You never know what you may see from an RV window. The South
seems especially rich in remarkable sights: One day as we drove along, minding our own business, we saw a huge billboard advertising a dinosaur museum, and we slowed down to check it out.
As it turned out, the museum was too expensive for us—$24 per person, even for us senior citizens. Good grief! For that price, we could have visited a
world-class paleontology museum such as the Field Museum of Natural History in
Chicago, or the American Museum of Natural History in New York. More important than the
egregious admission price, the museum was anti-science; it was a thinly
disguised exhibit about special creation, or the creation of living things as
presented in Genesis. We saw no benefit in supporting it, and kept driving.
Some scientists believe God created life; others do not.
What nearly all of them agree on is that living things have evolved (changed gradually)
since they first appeared on Earth, branching in various directions
to form the millions of species that have lived and died over the eons.
Evidence from paleontology, anatomy, genetics, embryology, physiology, and other areas of biology all show
similarities among organisms that make sense only if they evolved gradually .

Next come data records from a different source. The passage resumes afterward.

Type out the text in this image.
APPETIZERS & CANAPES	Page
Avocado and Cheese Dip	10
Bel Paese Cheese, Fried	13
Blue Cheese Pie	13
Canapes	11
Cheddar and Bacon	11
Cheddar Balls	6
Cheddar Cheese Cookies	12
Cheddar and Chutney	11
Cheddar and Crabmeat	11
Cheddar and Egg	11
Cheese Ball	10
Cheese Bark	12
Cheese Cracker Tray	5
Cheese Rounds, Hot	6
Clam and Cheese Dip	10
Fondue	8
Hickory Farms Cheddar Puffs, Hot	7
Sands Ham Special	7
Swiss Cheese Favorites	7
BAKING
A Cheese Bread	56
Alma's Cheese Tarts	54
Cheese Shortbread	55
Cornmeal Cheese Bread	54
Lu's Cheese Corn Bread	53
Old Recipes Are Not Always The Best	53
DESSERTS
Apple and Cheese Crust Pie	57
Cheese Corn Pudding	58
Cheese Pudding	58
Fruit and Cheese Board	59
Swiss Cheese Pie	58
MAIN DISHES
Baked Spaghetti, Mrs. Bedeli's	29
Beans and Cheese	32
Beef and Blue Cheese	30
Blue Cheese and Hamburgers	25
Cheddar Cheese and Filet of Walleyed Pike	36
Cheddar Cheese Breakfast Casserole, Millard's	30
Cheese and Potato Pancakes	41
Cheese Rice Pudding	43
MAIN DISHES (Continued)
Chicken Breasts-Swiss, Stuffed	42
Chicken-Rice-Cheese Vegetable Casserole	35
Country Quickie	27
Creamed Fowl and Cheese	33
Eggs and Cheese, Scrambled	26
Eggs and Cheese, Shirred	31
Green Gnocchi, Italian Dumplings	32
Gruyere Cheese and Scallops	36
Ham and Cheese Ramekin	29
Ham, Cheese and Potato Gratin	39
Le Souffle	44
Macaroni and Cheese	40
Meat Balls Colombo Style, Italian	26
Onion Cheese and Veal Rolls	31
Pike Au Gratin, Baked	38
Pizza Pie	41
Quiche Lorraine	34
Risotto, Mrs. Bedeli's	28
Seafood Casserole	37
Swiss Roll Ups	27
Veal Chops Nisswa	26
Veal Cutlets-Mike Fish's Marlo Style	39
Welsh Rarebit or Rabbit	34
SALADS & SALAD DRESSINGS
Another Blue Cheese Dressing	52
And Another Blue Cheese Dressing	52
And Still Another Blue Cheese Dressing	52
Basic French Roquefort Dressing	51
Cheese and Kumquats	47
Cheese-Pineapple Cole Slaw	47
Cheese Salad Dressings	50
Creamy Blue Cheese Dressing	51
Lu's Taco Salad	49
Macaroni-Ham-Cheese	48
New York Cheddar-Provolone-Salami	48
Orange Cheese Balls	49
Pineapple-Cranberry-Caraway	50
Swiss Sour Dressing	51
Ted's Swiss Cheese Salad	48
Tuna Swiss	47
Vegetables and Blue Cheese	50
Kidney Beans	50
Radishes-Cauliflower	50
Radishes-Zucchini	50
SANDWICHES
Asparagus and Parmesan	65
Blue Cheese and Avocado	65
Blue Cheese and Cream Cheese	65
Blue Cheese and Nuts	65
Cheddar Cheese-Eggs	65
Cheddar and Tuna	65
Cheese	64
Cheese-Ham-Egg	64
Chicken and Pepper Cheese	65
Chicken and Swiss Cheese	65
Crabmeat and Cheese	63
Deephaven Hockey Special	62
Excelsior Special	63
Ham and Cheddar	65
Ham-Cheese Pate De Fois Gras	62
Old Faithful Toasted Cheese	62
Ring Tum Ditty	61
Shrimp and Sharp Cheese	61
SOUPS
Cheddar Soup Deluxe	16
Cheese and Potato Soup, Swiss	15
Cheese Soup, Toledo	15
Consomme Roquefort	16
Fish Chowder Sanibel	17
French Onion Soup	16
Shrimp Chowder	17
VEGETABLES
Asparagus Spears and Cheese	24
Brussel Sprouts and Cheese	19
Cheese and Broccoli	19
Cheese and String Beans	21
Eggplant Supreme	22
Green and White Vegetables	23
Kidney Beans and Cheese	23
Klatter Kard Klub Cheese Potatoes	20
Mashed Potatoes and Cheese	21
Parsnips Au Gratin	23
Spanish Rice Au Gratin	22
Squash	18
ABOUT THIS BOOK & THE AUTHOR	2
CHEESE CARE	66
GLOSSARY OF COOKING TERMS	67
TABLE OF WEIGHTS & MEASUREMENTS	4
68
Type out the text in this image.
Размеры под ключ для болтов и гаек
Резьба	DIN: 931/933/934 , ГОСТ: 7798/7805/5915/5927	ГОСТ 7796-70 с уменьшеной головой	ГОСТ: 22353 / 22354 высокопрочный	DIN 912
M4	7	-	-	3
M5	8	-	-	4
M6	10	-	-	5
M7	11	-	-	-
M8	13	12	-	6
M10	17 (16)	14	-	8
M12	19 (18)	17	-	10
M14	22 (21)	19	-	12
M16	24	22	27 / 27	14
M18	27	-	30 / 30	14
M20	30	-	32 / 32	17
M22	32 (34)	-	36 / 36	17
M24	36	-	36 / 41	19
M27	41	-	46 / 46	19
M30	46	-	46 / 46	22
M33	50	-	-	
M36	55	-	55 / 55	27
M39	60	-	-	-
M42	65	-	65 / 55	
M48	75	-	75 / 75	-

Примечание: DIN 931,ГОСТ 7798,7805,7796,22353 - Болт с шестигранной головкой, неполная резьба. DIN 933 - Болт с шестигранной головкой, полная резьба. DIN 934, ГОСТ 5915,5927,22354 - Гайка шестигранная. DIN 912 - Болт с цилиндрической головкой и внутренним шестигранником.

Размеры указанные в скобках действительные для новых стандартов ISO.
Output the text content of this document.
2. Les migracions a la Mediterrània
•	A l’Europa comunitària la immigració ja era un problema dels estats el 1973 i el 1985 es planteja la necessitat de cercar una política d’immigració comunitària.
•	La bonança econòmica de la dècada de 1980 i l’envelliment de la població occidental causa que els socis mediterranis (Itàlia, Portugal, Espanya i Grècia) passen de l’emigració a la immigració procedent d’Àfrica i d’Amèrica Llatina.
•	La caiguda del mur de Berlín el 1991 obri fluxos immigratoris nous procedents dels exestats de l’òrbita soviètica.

The comic strip Alley Oop is delightfully
entertaining. (Oop is a time-traveling Neanderthal who rides through a
Carboniferous forest on a dinosaur, battles other cavemen, and so on.) The
strip is a pleasant fancy, but of course it is nonsensical. The dinosaurs were
wiped out 65,000,000 years ago, millions of years before the Neanderthals
appeared. Creationists, though, have tried to insist that all living things
were created within 6,000 years, and so humans and dinosaurs actually
co-existed. In a hilarious exhibit at one creationist museum, fossils appear to show a dinosaur eating a person.
The creationists have been ridiculed for years, and are
thin-skinned enough to have gone through a sort of evolution themselves. Now
they call their ideas “intelligent design,” a supposedly scientific theory that
is less obviously religious. However, they dodge the question of how there can
be a design unless there is a designer. For that matter, what would unintelligent design be?
Back in 1958, just before the centenary of The Origin of Species by
Natural Selection, a famous scientist wrote
that “a hundred years without Darwinism are enough.” He was appalled that there
was still any opposition to a theory that was accepted by the scientific
community. And that was more than 50 years ago! There have been amendments to
Darwin’s theory of evolution—punctuated equilibrium and the molecular structure of DNA, for
instance—but the basic idea of evolution by natural selection has stood the
tests of time and of challenges from naysayers.
In recent years researchers have shown that Neanderthals
interbred with some groups of modern humans, which means that most of us have some
Neanderthal genes. In another sense, though, Neanderthals are all around
us—denying evolution, denying climate change, denying science. Will this denial
continue for another hundred years? Or will we say this is already more than enough?